Postpartum depression occurs in 13% of mothers (Borra et al., 2014). Work by Kathleen
Kendall-Tackett and others explores how the hormones of pregnancy help protect
women from postpartum depression, a process, they say, that explains why women
who breastfeed have a lower incidence of depression (Kendall-Tackett,
2010).

Second, a women’s intention to breastfeed is a
contributing factor to breastfeeding duration. Women who decide prenatally to
breastfeed are more likely to be successful breastfeeding mothers
(Meedya et al., 2010). Besides identifying an expectant woman's intention
to breastfeed, helping her also say how long she plans to breastfeed has
been shown to be important.

Lack of confidence leads many women to give up breastfeeding
when there are challenges to overcome. Fortunately, work by Dr. T. Berry Brazelton
and others (Kadivar & Mozafarinia, 2013) demonstrates the remarkable power
of using the baby’s behavior to enhance the confidence of
young parents (Brazelton & Sparrow, 2006; Nugent et al., 2007).
Third, research indicates that prenatal women who establish their
intention to breastfeed exhibit increased sensitivity to their infants’ cues. In
addition, these mothers show an increase in both their duration of
breastfeeding and in their exclusive breastfeeding rates (Thulier & Mercer,
2009; Tharner et al., 2012).
Helping a father experience his baby’s ability to interact, or a
mother see her baby’s ability to turn toward her face when she calls her name,
are techniques that have been shown to increase parent-child bonding and to
boost parent confidence. Other studies show that mothers who are highly
confident about breastfeeding are more likely to be exclusively breastfeeding
at one week and at four months postpartum (Blyth et al., 2009).
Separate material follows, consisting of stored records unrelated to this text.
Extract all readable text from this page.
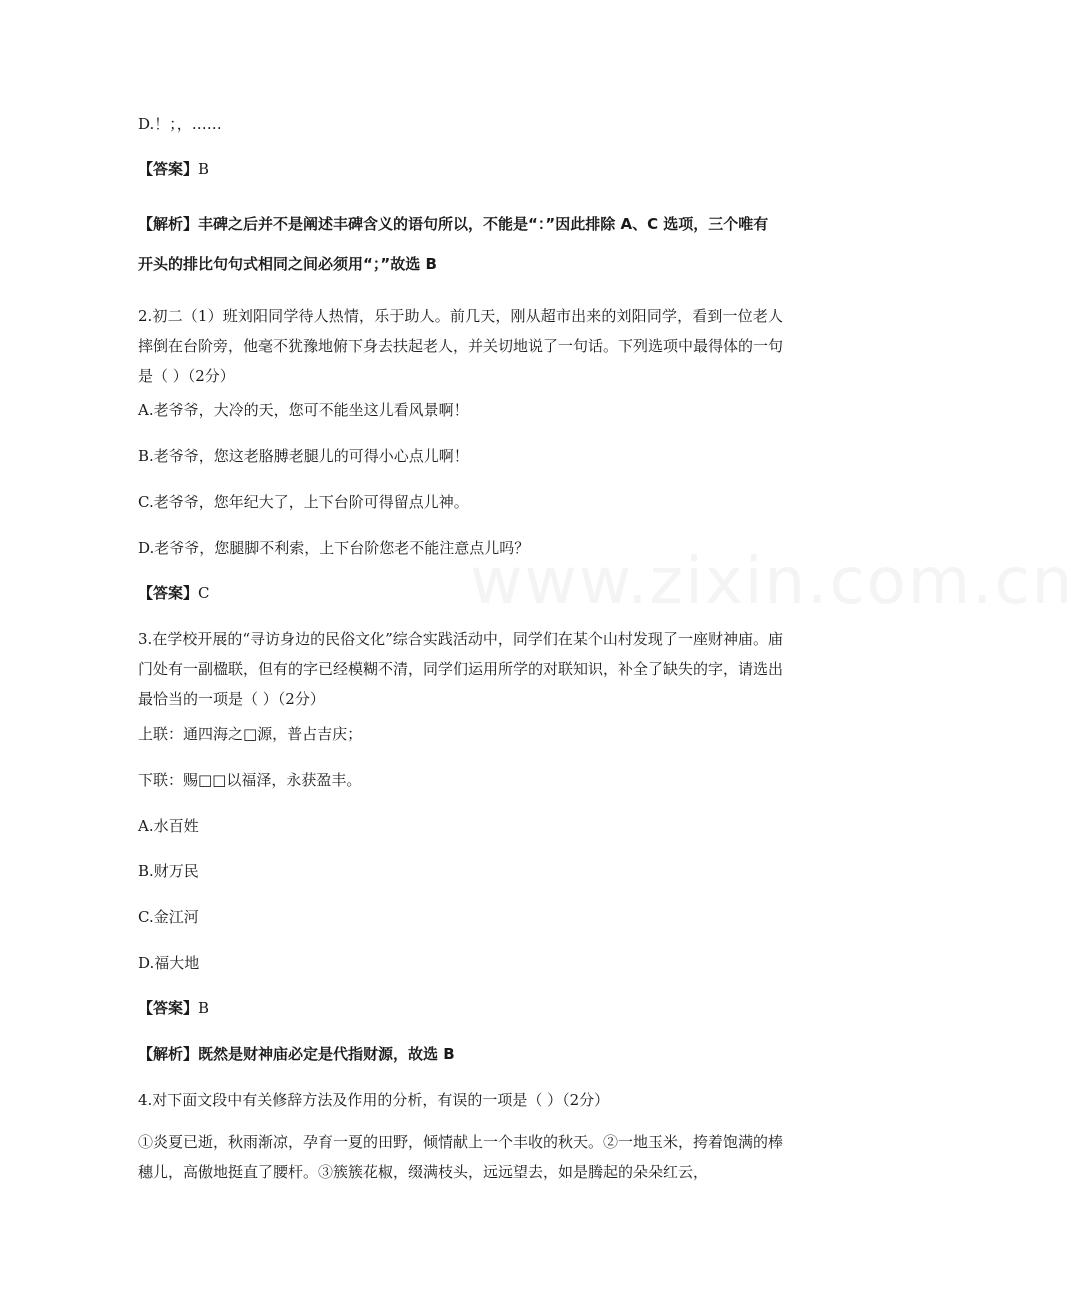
www.zixin.com.cn
D.！；，……
【答案】B
【解析】丰碑之后并不是阐述丰碑含义的语句所以，不能是“：”因此排除 A、C 选项，三个唯有开头的排比句句式相同之间必须用“；”故选 B
2.初二（1）班刘阳同学待人热情，乐于助人。前几天，刚从超市出来的刘阳同学，看到一位老人摔倒在台阶旁，他毫不犹豫地俯下身去扶起老人，并关切地说了一句话。下列选项中最得体的一句是（ ）（2分）
A.老爷爷，大冷的天，您可不能坐这儿看风景啊！
B.老爷爷，您这老胳膊老腿儿的可得小心点儿啊！
C.老爷爷，您年纪大了，上下台阶可得留点儿神。
D.老爷爷，您腿脚不利索，上下台阶您老不能注意点儿吗？
【答案】C
3.在学校开展的“寻访身边的民俗文化”综合实践活动中，同学们在某个山村发现了一座财神庙。庙门处有一副楹联，但有的字已经模糊不清，同学们运用所学的对联知识，补全了缺失的字，请选出最恰当的一项是（ ）（2分）
上联：通四海之□源，普占吉庆；
下联：赐□□以福泽，永获盈丰。
A.水百姓
B.财万民
C.金江河
D.福大地
【答案】B
【解析】既然是财神庙必定是代指财源，故选 B
4.对下面文段中有关修辞方法及作用的分析，有误的一项是（ ）（2分）
①炎夏已逝，秋雨渐凉，孕育一夏的田野，倾情献上一个丰收的秋天。②一地玉米，挎着饱满的棒穗儿，高傲地挺直了腰杆。③簇簇花椒，缀满枝头，远远望去，如是腾起的朵朵红云，
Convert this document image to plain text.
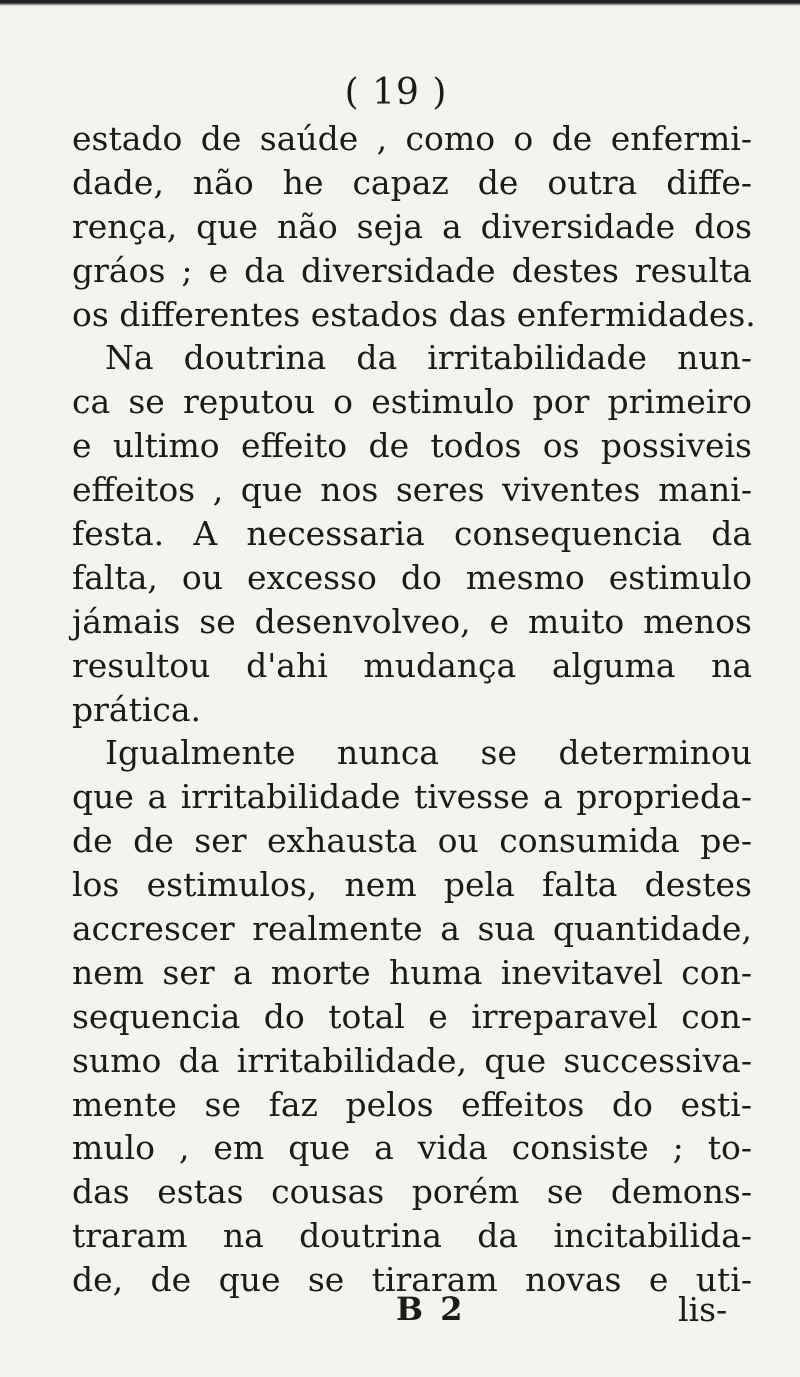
( 19 )
estado de saúde , como o de enfermi-
dade, não he capaz de outra diffe-
rença, que não seja a diversidade dos
gráos ; e da diversidade destes resulta
os differentes estados das enfermidades.
Na doutrina da irritabilidade nun-
ca se reputou o estimulo por primeiro
e ultimo effeito de todos os possiveis
effeitos , que nos seres viventes mani-
festa. A necessaria consequencia da
falta, ou excesso do mesmo estimulo
jámais se desenvolveo, e muito menos
resultou d'ahi mudança alguma na
prática.
Igualmente nunca se determinou
que a irritabilidade tivesse a proprieda-
de de ser exhausta ou consumida pe-
los estimulos, nem pela falta destes
accrescer realmente a sua quantidade,
nem ser a morte huma inevitavel con-
sequencia do total e irreparavel con-
sumo da irritabilidade, que successiva-
mente se faz pelos effeitos do esti-
mulo , em que a vida consiste ; to-
das estas cousas porém se demons-
traram na doutrina da incitabilida-
de, de que se tiraram novas e uti-
B 2	lis-
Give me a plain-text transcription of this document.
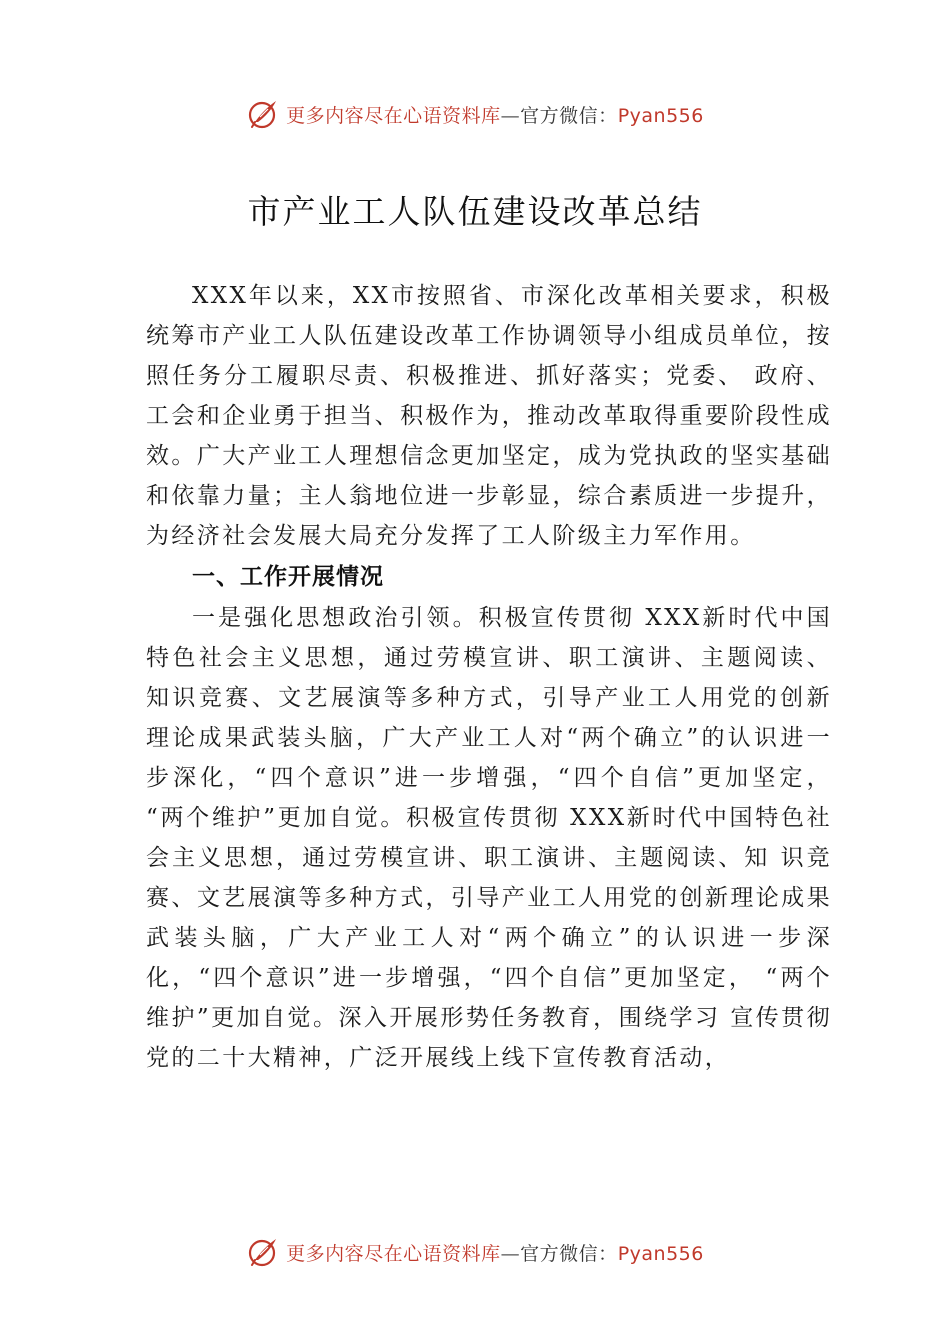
更多内容尽在心语资料库—官方微信：Pyan556
市产业工人队伍建设改革总结

XXX年以来，XX市按照省、市深化改革相关要求，积极统筹市产业工人队伍建设改革工作协调领导小组成员单位，按照任务分工履职尽责、积极推进、抓好落实；党委、 政府、工会和企业勇于担当、积极作为，推动改革取得重要阶段性成效。广大产业工人理想信念更加坚定，成为党执政的坚实基础和依靠力量；主人翁地位进一步彰显，综合素质进一步提升，为经济社会发展大局充分发挥了工人阶级主力军作用。

一、工作开展情况

一是强化思想政治引领。积极宣传贯彻 XXX新时代中国特色社会主义思想，通过劳模宣讲、职工演讲、主题阅读、 知识竞赛、文艺展演等多种方式，引导产业工人用党的创新 理论成果武装头脑，广大产业工人对“两个确立”的认识进一步深化，“四个意识”进一步增强，“四个自信”更加坚定， “两个维护”更加自觉。积极宣传贯彻 XXX新时代中国特色社会主义思想，通过劳模宣讲、职工演讲、主题阅读、知 识竞赛、文艺展演等多种方式，引导产业工人用党的创新理论成果武装头脑，广大产业工人对“两个确立”的认识进一步深化，“四个意识”进一步增强，“四个自信”更加坚定， “两个维护”更加自觉。深入开展形势任务教育，围绕学习 宣传贯彻党的二十大精神，广泛开展线上线下宣传教育活动，

更多内容尽在心语资料库—官方微信：Pyan556
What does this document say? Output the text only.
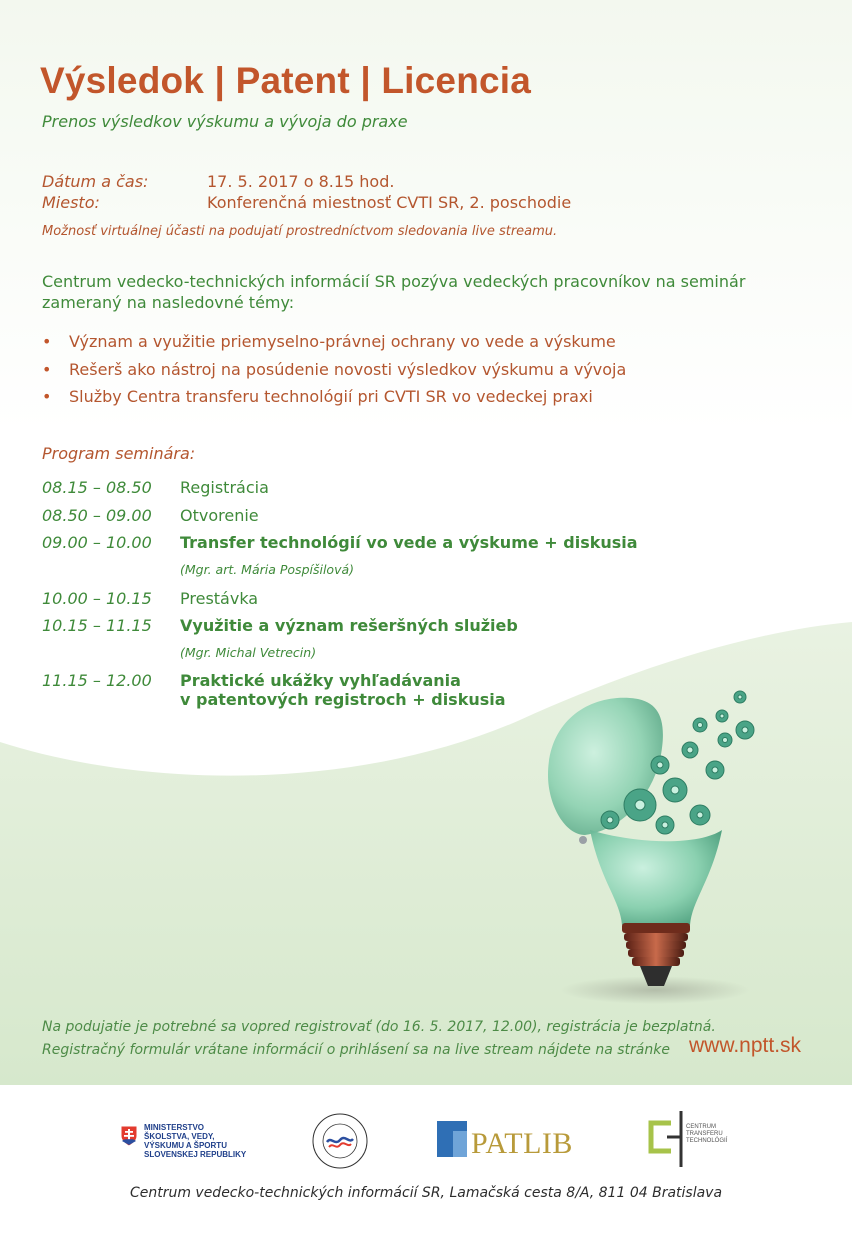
Výsledok | Patent | Licencia
Prenos výsledkov výskumu a vývoja do praxe
Dátum a čas:	17. 5. 2017 o 8.15 hod.
Miesto:	Konferenčná miestnosť CVTI SR, 2. poschodie
Možnosť virtuálnej účasti na podujatí prostredníctvom sledovania live streamu.
Centrum vedecko-technických informácií SR pozýva vedeckých pracovníkov na seminár
zameraný na nasledovné témy:
• Význam a využitie priemyselno-právnej ochrany vo vede a výskume
• Rešerš ako nástroj na posúdenie novosti výsledkov výskumu a vývoja
• Služby Centra transferu technológií pri CVTI SR vo vedeckej praxi
Program seminára:
08.15 – 08.50 Registrácia
08.50 – 09.00 Otvorenie
09.00 – 10.00 Transfer technológií vo vede a výskume + diskusia
(Mgr. art. Mária Pospíšilová)
10.00 – 10.15 Prestávka
10.15 – 11.15 Využitie a význam rešeršných služieb
(Mgr. Michal Vetrecin)
11.15 – 12.00 Praktické ukážky vyhľadávania
v patentových registroch + diskusia
Na podujatie je potrebné sa vopred registrovať (do 16. 5. 2017, 12.00), registrácia je bezplatná.
Registračný formulár vrátane informácií o prihlásení sa na live stream nájdete na stránke www.nptt.sk
MINISTERSTVO
ŠKOLSTVA, VEDY,
VÝSKUMU A ŠPORTU
SLOVENSKEJ REPUBLIKY	PATLIB	CENTRUM
TRANSFERU
TECHNOLÓGIÍ
Centrum vedecko-technických informácií SR, Lamačská cesta 8/A, 811 04 Bratislava
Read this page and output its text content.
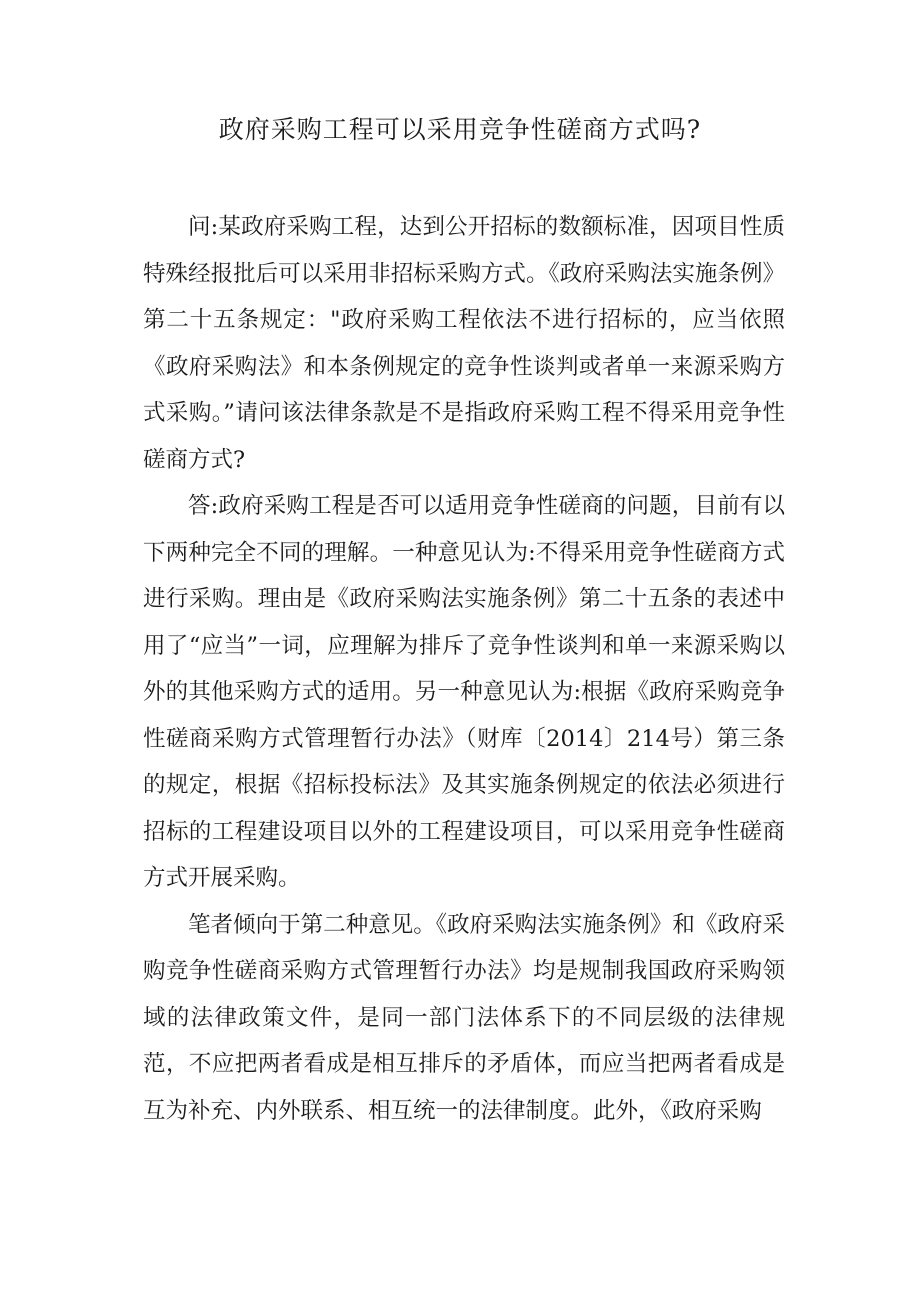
政府采购工程可以采用竞争性磋商方式吗?

问:某政府采购工程，达到公开招标的数额标准，因项目性质特殊经报批后可以采用非招标采购方式。《政府采购法实施条例》第二十五条规定："政府采购工程依法不进行招标的，应当依照《政府采购法》和本条例规定的竞争性谈判或者单一来源采购方式采购。”请问该法律条款是不是指政府采购工程不得采用竞争性磋商方式?

答:政府采购工程是否可以适用竞争性磋商的问题，目前有以下两种完全不同的理解。一种意见认为:不得采用竞争性磋商方式进行采购。理由是《政府采购法实施条例》第二十五条的表述中用了“应当”一词，应理解为排斥了竞争性谈判和单一来源采购以外的其他采购方式的适用。另一种意见认为:根据《政府采购竞争性磋商采购方式管理暂行办法》（财库〔2014〕214号）第三条的规定，根据《招标投标法》及其实施条例规定的依法必须进行招标的工程建设项目以外的工程建设项目，可以采用竞争性磋商方式开展采购。

笔者倾向于第二种意见。《政府采购法实施条例》和《政府采购竞争性磋商采购方式管理暂行办法》均是规制我国政府采购领域的法律政策文件，是同一部门法体系下的不同层级的法律规范，不应把两者看成是相互排斥的矛盾体，而应当把两者看成是互为补充、内外联系、相互统一的法律制度。此外，《政府采购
Fourth and finally, the issue of maternal-child attachment and
breastfeeding is important, both to parents and to the health care providers
who serve them. A 2012 study used the well-accepted Ainsworth Sensitivity
Scales to assess the impact of breastfeeding on attachment and continued
breastfeeding. Mothers who breastfeed to six months demonstrate the highest
levels of maternal sensitivity and secure attachment to their baby (Tharner et al., 2012).